FRIDAY, MAY 2 – 10:00 PM
SUNDAY, MAY 18 – 5:00 PM
SATURDAY, MAY 24 – 10:00 PM

Presented by Mondo Macabro

From the heyday of Indonesian fantasy cinema, The Devil’s Sword is a classic example of the mind-bending weirdness that brews in homegrown cinemas around the world. With little money and a lot of heart, they shot for the moon but ended up somewhere deep among the stars.

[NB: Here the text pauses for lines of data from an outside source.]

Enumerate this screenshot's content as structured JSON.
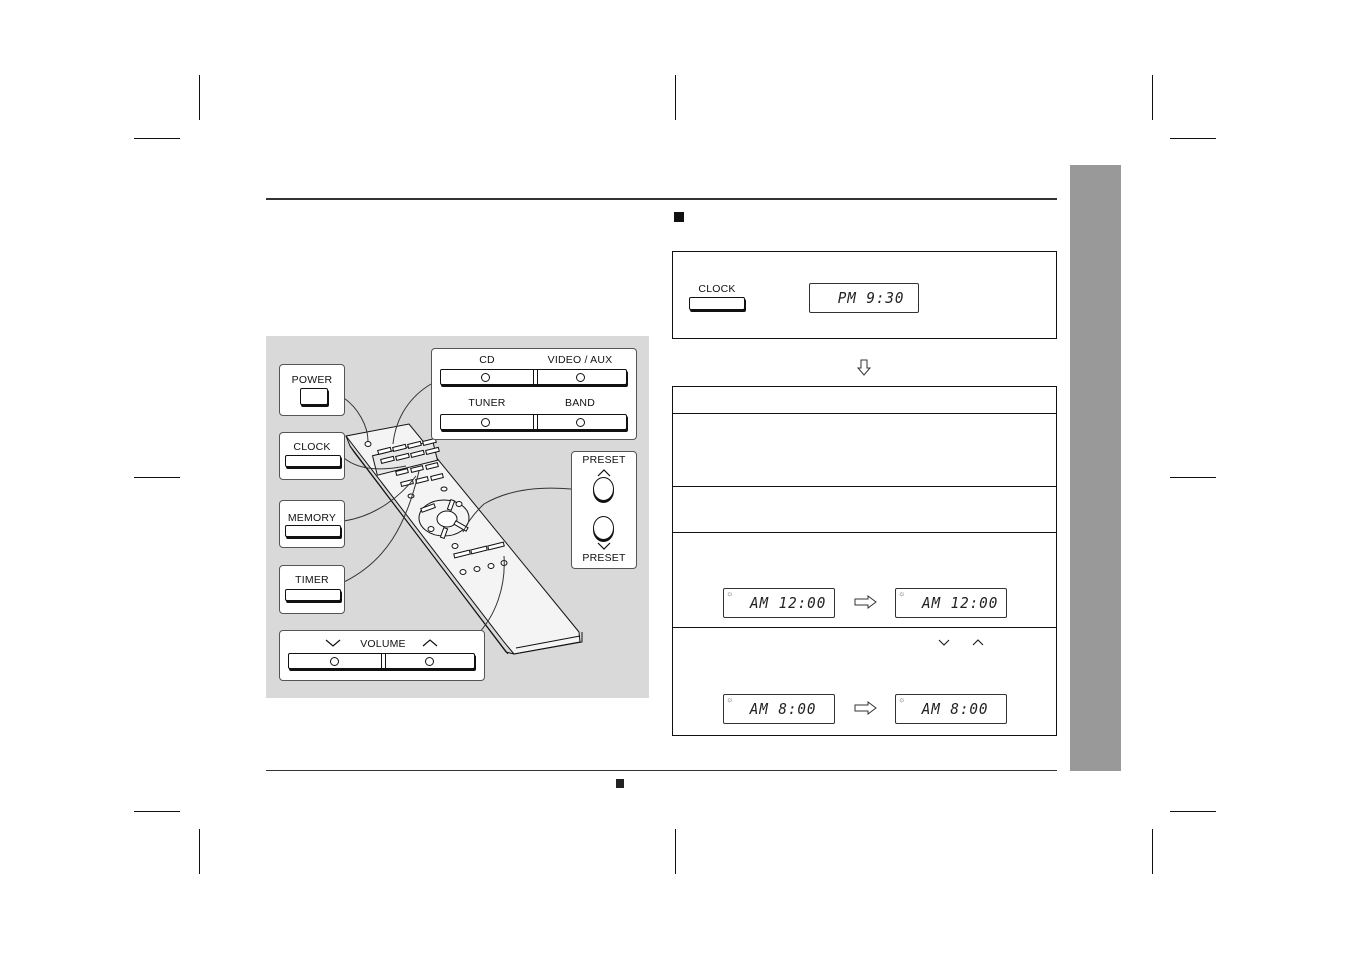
{
  "page": {
    "background": "#ffffff",
    "side_tab_color": "#999999",
    "illustration_bg": "#d9d9d9"
  },
  "remote_diagram": {
    "power_label": "POWER",
    "clock_label": "CLOCK",
    "memory_label": "MEMORY",
    "timer_label": "TIMER",
    "cd_label": "CD",
    "video_aux_label": "VIDEO / AUX",
    "tuner_label": "TUNER",
    "band_label": "BAND",
    "preset_up_label": "PRESET",
    "preset_down_label": "PRESET",
    "volume_label": "VOLUME",
    "volume_down_glyph": "∨",
    "volume_up_glyph": "∧"
  },
  "clock_step_box": {
    "button_label": "CLOCK",
    "display_text": "PM  9:30"
  },
  "steps": [
    {
      "text": ""
    },
    {
      "text": ""
    },
    {
      "text": ""
    },
    {
      "text": "",
      "display_before": "AM 12:00",
      "display_after": "AM 12:00"
    },
    {
      "text": "",
      "down_glyph": "∨",
      "up_glyph": "∧",
      "display_before": "AM  8:00",
      "display_after": "AM  8:00"
    }
  ]
}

Starring local legend Barry Prima (whose role as Jakka Sambung in THE WARRIOR – an Indonesian Robin Hood – created a celebrity personality whom is often mistaken for a real hero), THE DEVIL’S SWORD concerns an ancient sword whose holder is granted immeasurable power. When the evil Crocodile Queen lures a young prince-to-be to obtain the sword for her, Prima steps in to thwart the evil Queen and defeat her army of half-crocodile men and evil warlocks!

Magic, flying guillotines, and all sorts of mystical malarkey is on display here and achieved for zero budget. And it shows. Grade A absurdity for 1/5 of the price of anywhere else in the world.

World Cinema Fantastique is a monthly screening of crazy fantastic films from around the world.